I’m so happy that Charlie Pierce is back from his interminable week-long vacation! He has some great pieces up today already.
This morning he weighed in on the Susan Rice witchhunt on yesterday’s Sunday talk shows.
Then he recommended that Ross Douthat and other who missed the ’60s
drop some brown acid, listen to the first Quicksilver album, or at least read more than two books before they start telling the rest of us how everything they would have loved about America, had they been alive then, went to hell in a handbasket the first time Ken Kesey sat down at a typewriter.
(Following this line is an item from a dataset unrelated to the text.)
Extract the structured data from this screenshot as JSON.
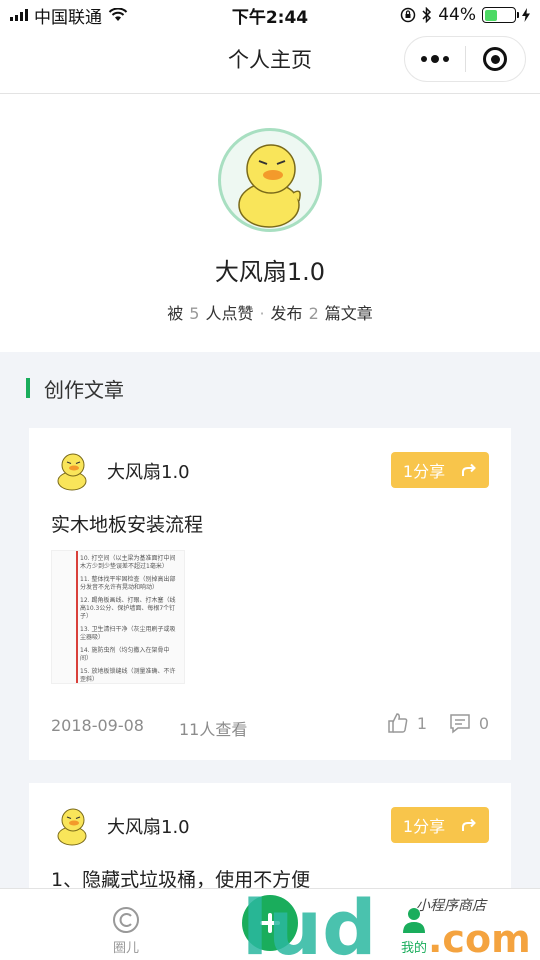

He gave us a title for the Petraeus scandal and some great nicknames for John McCain and Lindsey Graham.
Well, not much happened while we were gone. The entire national-security apparatus got together and decided to produce a remake of the famous 1989 Helen Mirren vehicle, The Cook, The Thief, The Wife, Her Lover, The General, His Wife, The Other Woman, The Other Other Woman, The Other General, and The Lovesick Shirtless FBI Guy. In the other half of the double feature, we have Senator Grumpy and his sidekick, Huckleberry Closetcase, yelling about Benghazi while Harry Reid contemplates turning a garden hose on them to cool them down.
And then he beat up on Maureen Dowd for her nasty Sunday column on Susan Rice.
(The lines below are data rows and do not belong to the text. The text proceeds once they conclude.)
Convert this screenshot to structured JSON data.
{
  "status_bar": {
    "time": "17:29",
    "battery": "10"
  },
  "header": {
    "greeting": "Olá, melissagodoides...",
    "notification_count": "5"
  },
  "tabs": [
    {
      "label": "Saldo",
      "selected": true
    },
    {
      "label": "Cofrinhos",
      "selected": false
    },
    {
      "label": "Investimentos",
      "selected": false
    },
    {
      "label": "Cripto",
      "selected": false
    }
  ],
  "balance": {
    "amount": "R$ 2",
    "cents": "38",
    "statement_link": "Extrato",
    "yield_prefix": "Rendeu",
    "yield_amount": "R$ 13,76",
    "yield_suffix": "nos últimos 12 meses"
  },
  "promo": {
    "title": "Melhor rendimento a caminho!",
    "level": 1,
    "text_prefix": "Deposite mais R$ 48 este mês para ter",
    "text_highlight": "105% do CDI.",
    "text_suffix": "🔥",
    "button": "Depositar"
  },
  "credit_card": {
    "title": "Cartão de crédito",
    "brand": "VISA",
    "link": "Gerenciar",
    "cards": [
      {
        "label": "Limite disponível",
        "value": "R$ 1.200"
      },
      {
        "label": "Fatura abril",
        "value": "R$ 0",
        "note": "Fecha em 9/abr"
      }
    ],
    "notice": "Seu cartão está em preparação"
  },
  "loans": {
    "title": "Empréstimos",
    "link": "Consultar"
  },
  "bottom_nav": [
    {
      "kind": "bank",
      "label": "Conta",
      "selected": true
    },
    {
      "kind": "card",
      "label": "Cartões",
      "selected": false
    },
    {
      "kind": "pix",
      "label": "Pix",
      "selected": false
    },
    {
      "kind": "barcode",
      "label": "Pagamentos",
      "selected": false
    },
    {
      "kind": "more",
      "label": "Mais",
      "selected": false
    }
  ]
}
let’s pause for a moment and mark the return of airy dementia to the prose of one M. Dowd, of The New York Times, who decided to unlimber herself on the Bigger-Than-Watergate-Teapot Dome-Crédit Mobilier-The-Combined scandal surrounding what the gnomes in John McCain’s head think happened in Benghazi. Notably piquant is this passage in which Ms. Dowd wonders whether or not the president and his staff are as shallow and muddleheaded about politics as she is.
And MoDo will absolutely hate the photo that accompanies the post. I’m sooooo glad Pierce is back!
I have to admit, I’d like to stretch out the Mittenfreude, so I have a few Romney links for you.
TMZ caught Mitt and Ann going to see teen chick flick Breaking Dawn yesterday. I knew those two were immature, but I guess I didn’t realize how immature.
NBC News has a piece about what Romney and Ryan would have been doing this week if they hadn’t been beaten in a landslide on November 7.
If Mitt Romney had won the presidential election, insiders say, it’s not hard to imagine what he and his number two, Wisconsin Rep. Paul Ryan, would have been tackling on this very day.
An extensive preparation plan dubbed the “Romney Readiness Project,” pulled together by the GOP nominee’s team and no longer of any use, offers detailed insight into how ready he was to take the reins, the sources told NBC News.
Romney and Ryan each had office space set aside for them at a transition office in southwest Washington, D.C., where former Utah Gov. Mike Leavitt led a team of hundreds of advisers tasked with crafting an ambitious agenda for the Republican’s first 200 days in office.
Insiders describe a well-prepared transition that was ready to hit the ground running on Nov. 7, and begin the work of fashioning a Romney government.
Hahahahahahahahahaha!! I’m sure glad we dodged that bullet!
Finally, Kevin Drum calls Romney “Officially the Most Hated Man in America,” and all because the articulated what most Republicans believe–that about half of the American people are worthless layabouts who don’t deserve to eat, live indoors, or have health care when they get sick.
What are you reading and/or hearing?